1. The decision of the majority of this Court in Diwan Singh v. Bharat Singh I.L.R. 3 All. 206 has been pressed upon us as an authority for holding that the present suit is not barred by the terms of Section 257, Act VIII of 1859. I myself dissented from the view taken by the majority of the Court in that case, but I feel myself bound to accept the ruling so far as it is applicable to the case before us. Assuming, however, that it is an authority for holding that the present suit is maintainable, and we are at liberty to determine if the Judge's order setting aside the sale was properly made or not, and if not, to set it aside and declare plaintiffs' right to have the sale confirmed to him, I am not disposed to do so, with reference to some of the grounds on which the Subordinate Judge proceeds.
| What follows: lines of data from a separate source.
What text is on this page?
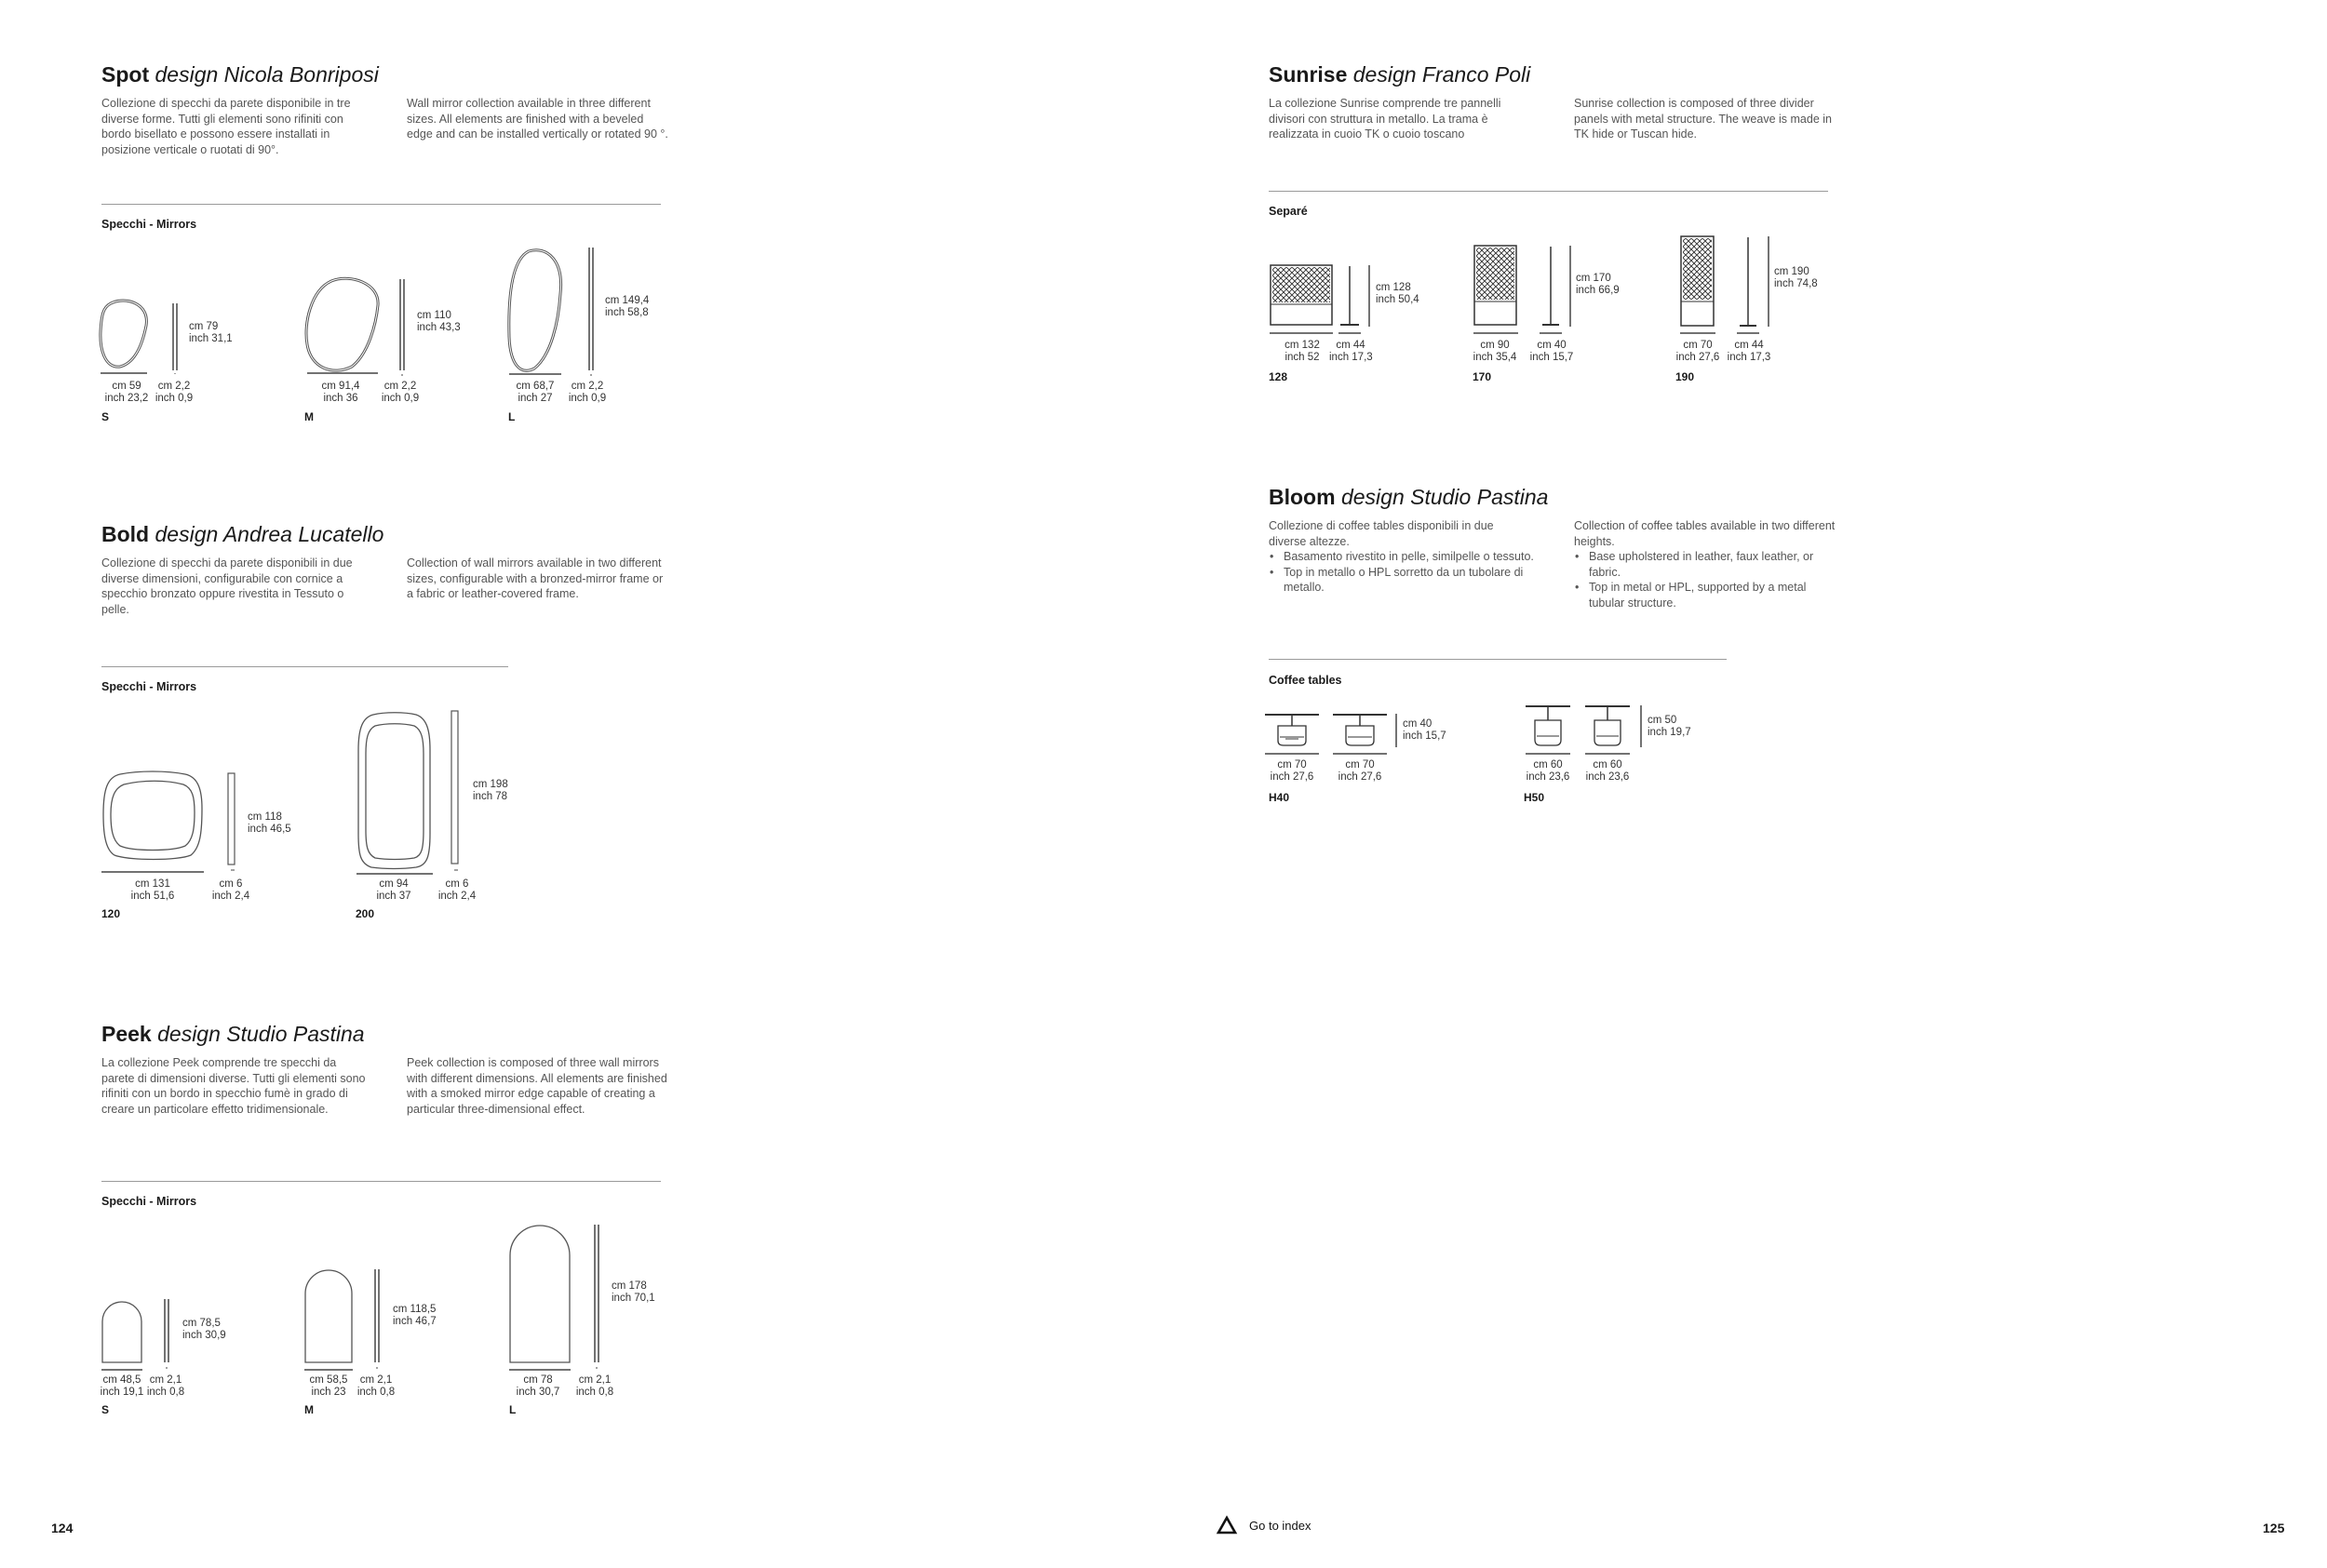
Spot design Nicola Bonriposi
Collezione di specchi da parete disponibile in tre diverse forme. Tutti gli elementi sono rifiniti con bordo bisellato e possono essere installati in posizione verticale o ruotati di 90°.
Wall mirror collection available in three different sizes. All elements are finished with a beveled edge and can be installed vertically or rotated 90 °.
Specchi - Mirrors
cm 79
inch 31,1
cm 59
inch 23,2
cm 2,2
inch 0,9
S
cm 110
inch 43,3
cm 91,4
inch 36
cm 2,2
inch 0,9
M
cm 149,4
inch 58,8
cm 68,7
inch 27
cm 2,2
inch 0,9
L
Bold design Andrea Lucatello
Collezione di specchi da parete disponibili in due diverse dimensioni, configurabile con cornice a specchio bronzato oppure rivestita in Tessuto o pelle.
Collection of wall mirrors available in two different sizes, configurable with a bronzed-mirror frame or a fabric or leather-covered frame.
Specchi - Mirrors
cm 118
inch 46,5
cm 131
inch 51,6
cm 6
inch 2,4
120
cm 198
inch 78
cm 94
inch 37
cm 6
inch 2,4
200
Peek design Studio Pastina
La collezione Peek comprende tre specchi da parete di dimensioni diverse. Tutti gli elementi sono rifiniti con un bordo in specchio fumè in grado di creare un particolare effetto tridimensionale.
Peek collection is composed of three wall mirrors with different dimensions. All elements are finished with a smoked mirror edge capable of creating a particular three-dimensional effect.
Specchi - Mirrors
cm 78,5
inch 30,9
cm 48,5
inch 19,1
cm 2,1
inch 0,8
S
cm 118,5
inch 46,7
cm 58,5
inch 23
cm 2,1
inch 0,8
M
cm 178
inch 70,1
cm 78
inch 30,7
cm 2,1
inch 0,8
L
Sunrise design Franco Poli
La collezione Sunrise comprende tre pannelli divisori con struttura in metallo. La trama è realizzata in cuoio TK o cuoio toscano
Sunrise collection is composed of three divider panels with metal structure. The weave is made in TK hide or Tuscan hide.
Separé
cm 128
inch 50,4
cm 132
inch 52
cm 44
inch 17,3
128
cm 170
inch 66,9
cm 90
inch 35,4
cm 40
inch 15,7
170
cm 190
inch 74,8
cm 70
inch 27,6
cm 44
inch 17,3
190
Bloom design Studio Pastina
Collezione di coffee tables disponibili in due diverse altezze.
• Basamento rivestito in pelle, similpelle o tessuto.
• Top in metallo o HPL sorretto da un tubolare di metallo.
Collection of coffee tables available in two different heights.
• Base upholstered in leather, faux leather, or fabric.
• Top in metal or HPL, supported by a metal tubular structure.
Coffee tables
cm 40
inch 15,7
cm 70
inch 27,6
cm 70
inch 27,6
H40
cm 50
inch 19,7
cm 60
inch 23,6
cm 60
inch 23,6
H50
124	Go to index	125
2. The fact that the order of attachment and notices of sale were not issued under the signature of the Judge, but of the Munsarim, as though emanating from him, constituted serious illegalities of procedure: orders so issued could, properly speaking, have no legal effect, since Section 222, Act VIII of 1859 requires that the warrants for execution shall be signed by the Judge, and the Munsarim had no power to sign them, having regard to his duties as declared in Section 24, Act III of 1873 (Civil Courts Act), and the orders of this Court made in pursuance of the provisions of Section 24.--(C. O. No. 9, 1867, No. 11, 19th August 1870).
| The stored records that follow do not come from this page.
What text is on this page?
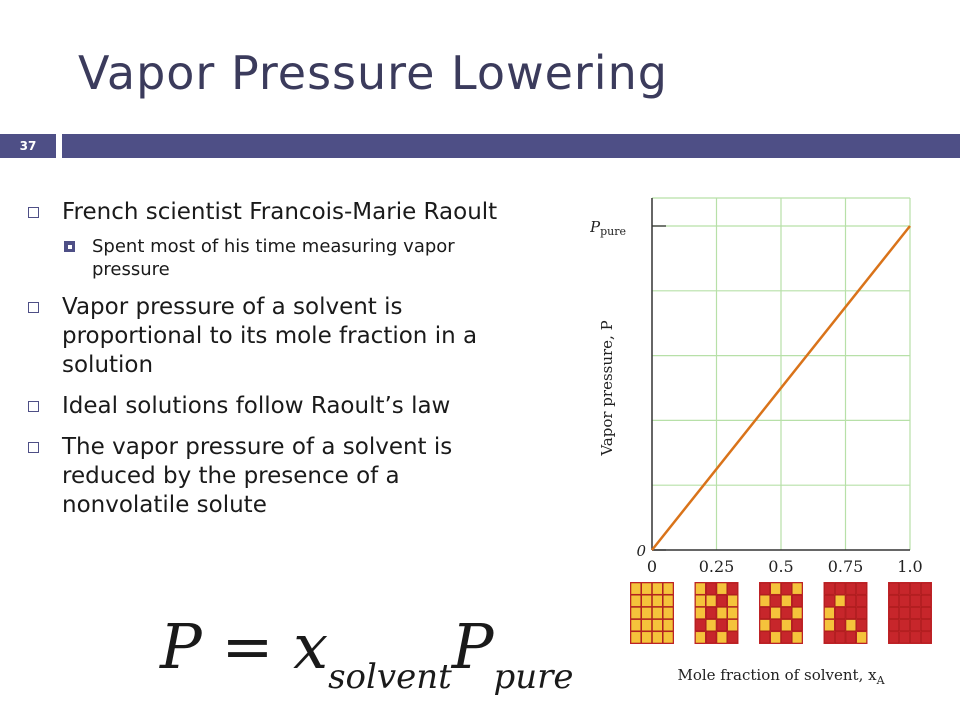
Vapor Pressure Lowering
37
French scientist Francois-Marie Raoult
Spent most of his time measuring vapor
pressure
Vapor pressure of a solvent is
proportional to its mole fraction in a
solution
Ideal solutions follow Raoult’s law
The vapor pressure of a solvent is
reduced by the presence of a
nonvolatile solute
$P = x_{solvent}P_{pure}$
0	0.25 0.5 0.75 1.0
0
$P_{pure}$
Vapor pressure, P
Mole fraction of solvent, $x_A$
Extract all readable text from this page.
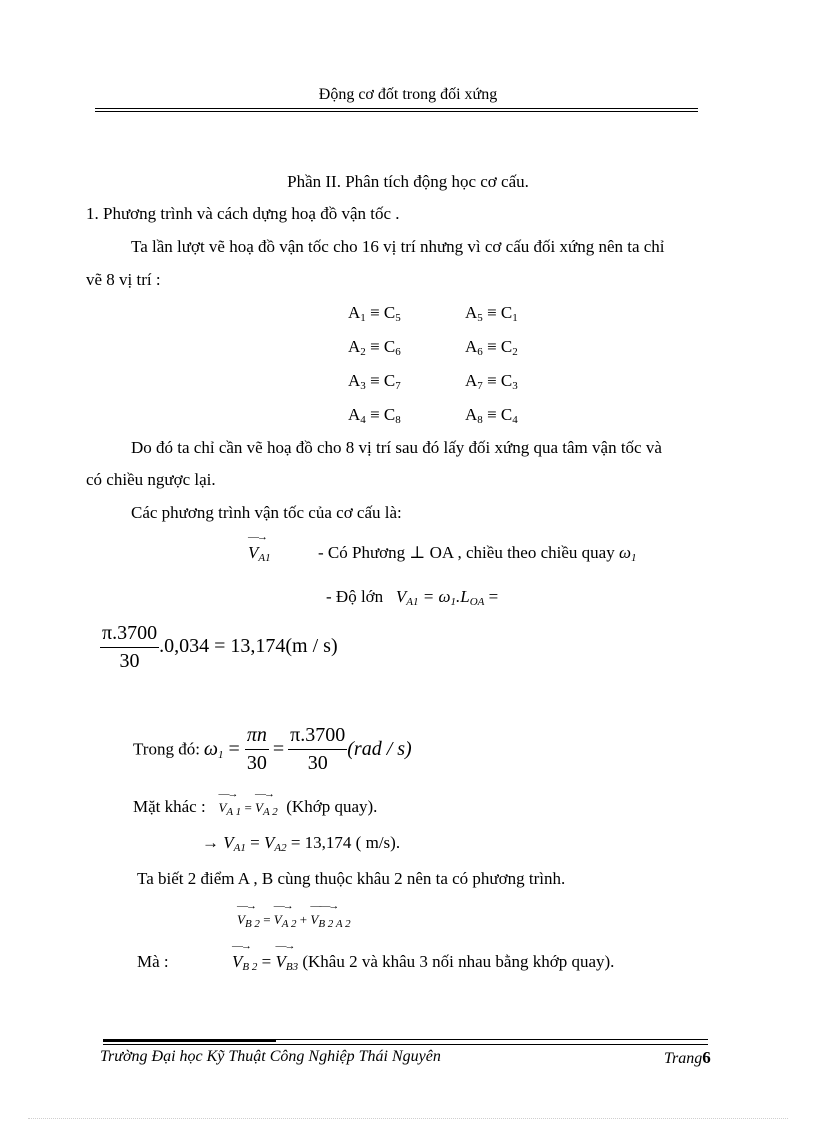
Động cơ đốt trong đối xứng
Phần II. Phân tích động học cơ cấu.
1. Phương trình và cách dựng hoạ đồ vận tốc .
Ta lần lượt vẽ hoạ đồ vận tốc cho 16 vị trí nhưng vì cơ cấu đối xứng nên ta chỉ
vẽ 8 vị trí :
$A_1 \equiv C_5$	$A_5 \equiv C_1$
$A_2 \equiv C_6$	$A_6 \equiv C_2$
$A_3 \equiv C_7$	$A_7 \equiv C_3$
$A_4 \equiv C_8$	$A_8 \equiv C_4$
Do đó ta chỉ cần vẽ hoạ đồ cho 8 vị trí sau đó lấy đối xứng qua tâm vận tốc và
có chiều ngược lại.
Các phương trình vận tốc của cơ cấu là:
—→
$V_{A1}$	- Có Phương ⊥ OA , chiều theo chiều quay $\omega_1$
- Độ lớn $V_{A1} = \omega_1.L_{OA}$ =
$\frac{\pi.3700}{30} .0,034 = 13,174(m / s)$
Trong đó: $\omega_1 = \frac{\pi n}{30} = \frac{\pi.3700}{30} (rad / s)$
Mặt khác :
—→
$V_{A 1}$ =
—→
$V_{A 2}$ (Khớp quay).
→ $V_{A1} = V_{A2} = 13,174$ ( m/s).
Ta biết 2 điểm A , B cùng thuộc khâu 2 nên ta có phương trình.
—→
$V_{B 2}$ =
—→
$V_{A 2}$ +
——→
$V_{B 2 A 2}$
Mà :
—→
$V_{B 2}$ =
—→
$V_{B3}$ (Khâu 2 và khâu 3 nối nhau bằng khớp quay).
Trường Đại học Kỹ Thuật Công Nghiệp Thái Nguyên	Trang6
3. Moreover the sale could not now be confirmed in plaintiff's favour without serious injustice to the respondents who have purchased the property from Mahtab Singh bona fide and for value, and to whom at the time of the sale Mahtab Singh was able to confer a good title, since the sale at which plaintiff bid could not become absolute without confirmation.
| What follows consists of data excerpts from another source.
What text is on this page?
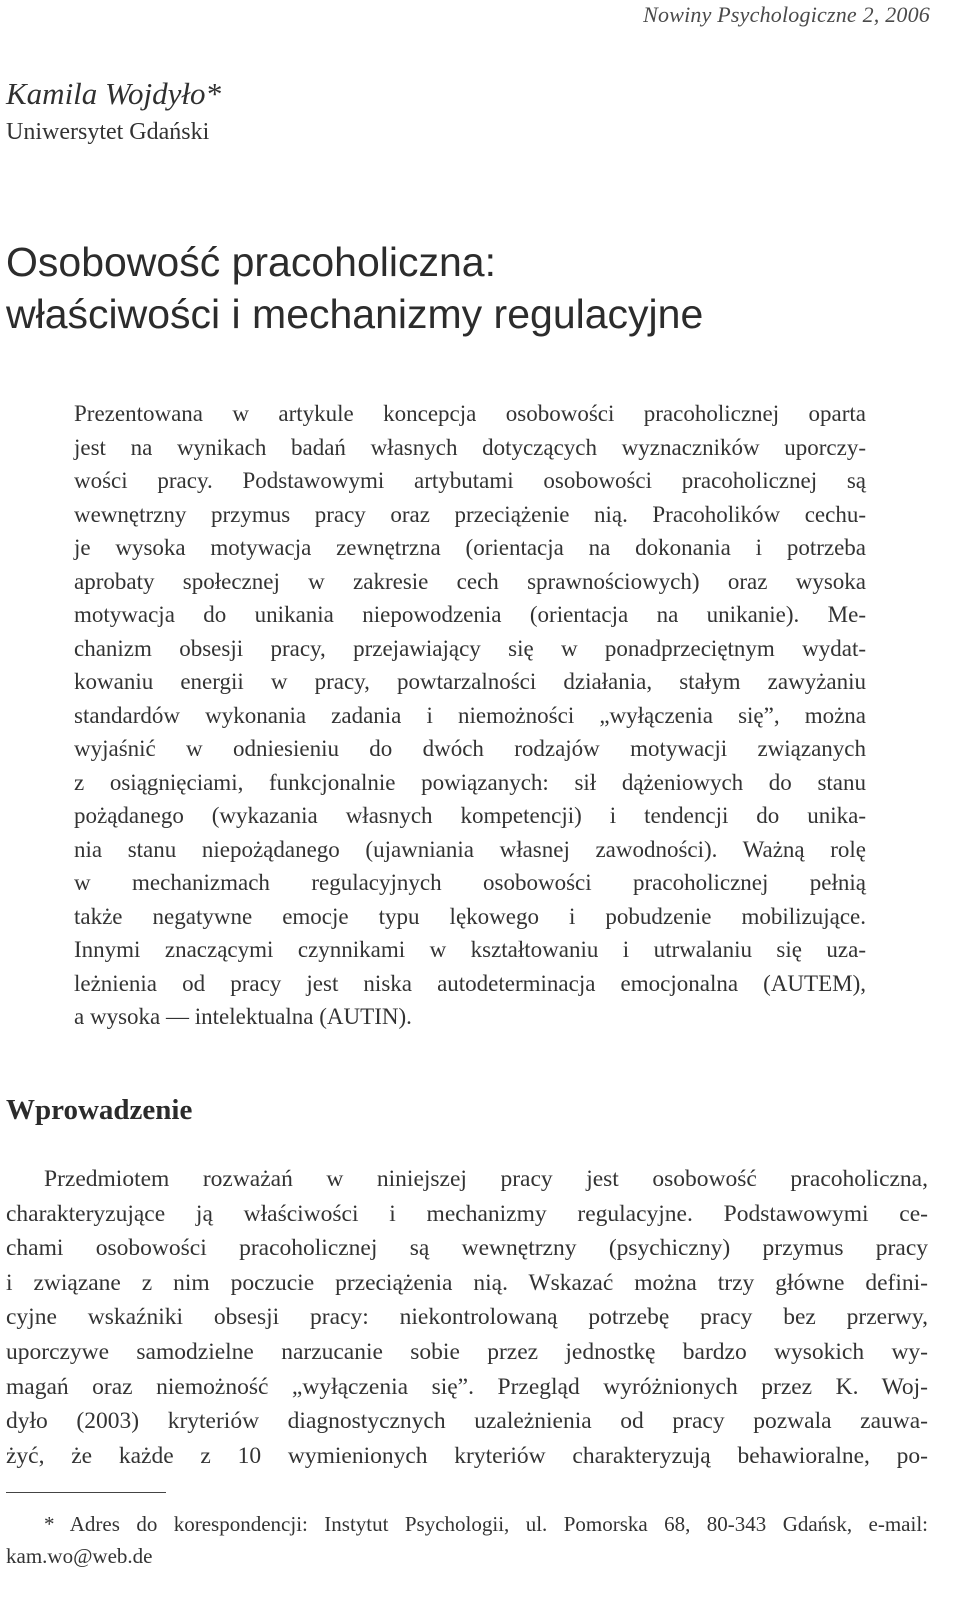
Nowiny Psychologiczne 2, 2006
Kamila Wojdyło*
Uniwersytet Gdański
Osobowość pracoholiczna:
właściwości i mechanizmy regulacyjne
Prezentowana w artykule koncepcja osobowości pracoholicznej oparta
jest na wynikach badań własnych dotyczących wyznaczników uporczy-
wości pracy. Podstawowymi artybutami osobowości pracoholicznej są
wewnętrzny przymus pracy oraz przeciążenie nią. Pracoholików cechu-
je wysoka motywacja zewnętrzna (orientacja na dokonania i potrzeba
aprobaty społecznej w zakresie cech sprawnościowych) oraz wysoka
motywacja do unikania niepowodzenia (orientacja na unikanie). Me-
chanizm obsesji pracy, przejawiający się w ponadprzeciętnym wydat-
kowaniu energii w pracy, powtarzalności działania, stałym zawyżaniu
standardów wykonania zadania i niemożności „wyłączenia się”, można
wyjaśnić w odniesieniu do dwóch rodzajów motywacji związanych
z osiągnięciami, funkcjonalnie powiązanych: sił dążeniowych do stanu
pożądanego (wykazania własnych kompetencji) i tendencji do unika-
nia stanu niepożądanego (ujawniania własnej zawodności). Ważną rolę
w mechanizmach regulacyjnych osobowości pracoholicznej pełnią
także negatywne emocje typu lękowego i pobudzenie mobilizujące.
Innymi znaczącymi czynnikami w kształtowaniu i utrwalaniu się uza-
leżnienia od pracy jest niska autodeterminacja emocjonalna (AUTEM),
a wysoka — intelektualna (AUTIN).
Wprowadzenie
Przedmiotem rozważań w niniejszej pracy jest osobowość pracoholiczna,
charakteryzujące ją właściwości i mechanizmy regulacyjne. Podstawowymi ce-
chami osobowości pracoholicznej są wewnętrzny (psychiczny) przymus pracy
i związane z nim poczucie przeciążenia nią. Wskazać można trzy główne defini-
cyjne wskaźniki obsesji pracy: niekontrolowaną potrzebę pracy bez przerwy,
uporczywe samodzielne narzucanie sobie przez jednostkę bardzo wysokich wy-
magań oraz niemożność „wyłączenia się”. Przegląd wyróżnionych przez K. Woj-
dyło (2003) kryteriów diagnostycznych uzależnienia od pracy pozwala zauwa-
żyć, że każde z 10 wymienionych kryteriów charakteryzują behawioralne, po-
* Adres do korespondencji: Instytut Psychologii, ul. Pomorska 68, 80-343 Gdańsk, e-mail:
kam.wo@web.de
4. Since the date of the auction-sale also the liabilities on the property have been satisfied, and the state of things has materially changed, and it would be inequitable to allow plaintiff, after standing by for a year and permitting dealings to be made with the property, to come in and take advantage of the change of circumstances, and obtain a property become much more valuable at the price he originally offered.
5. I refuse, therefore, to give a declaration of his right to have the sale confirmed to him, and I would dismiss the appeal with costs.
6. I concur with my honourable colleague, that the plaintiff's claim should be disallowed and this appeal dismissed. I am of opinion that the sale in execution at which the plaintiff bought was wholly void, and that the absence of the signature of the Judge from the warrant and attachment vitiated the proceedings in execution ab initio. The language of Section 222 of Act VIII of 1859 is plain and positive, and it seems to me impossible to hold that the order directing attachment is not a warrant within the meaning of that section, whether it was directed to the nazir or other person to seize the moveable property of a judgment-debtor, or to the judgment-debtor himself, prohibiting him from alienating his immoveable property: it was an order essentially in the nature of a warrant, and as such required the Judge's signature under the old law. It was contended for the appellant at the hearing that this objection was not taken by the judgment-debtor in the grounds upon which he asked for cancelment of the sale, and that the Judge had no right to entertain it of his own motion. I am by no means sure that this plea has any foundation in fact; for I find that the Judge remarks in his judgment that the first contention on the appellant's part is, that no sale, properly so called, took place, that is, that all proceedings were vitiated ab initio by the irregularity of the warrant of execution, which ought not only to bear the seal of the Court, but also 'shall be signed by the Judge.''
Even if this point had not been started by the judgment-debtor, I think it would have been competent for the Judge himself to take notice of it, going as it does to the very root of the proceedings; but, under any circumstances, we, in a suit like the present, which practically invites us to confirm a sale by declaring the plaintiff's right to have it confirmed, are in my opinion not only entitled, but bound to closely scrutinise all the proceedings in execution, to ascertain whether such sale was a valid and binding one. This I have already said it was not, and the foundation of the plaintiff's claim therefore falls away. I say nothing as to his conduct in holding back until almost the very last moment from instituting his suit, though I am glad to think that, from the point of view from which I regard the case, the subsequent innocent purchasers from the judgment-debtor will retain the property they have not only bought and paid for, but the incumbrances upon which they have discharged.
7. The plaintiff appealed to Her Majesty in Council.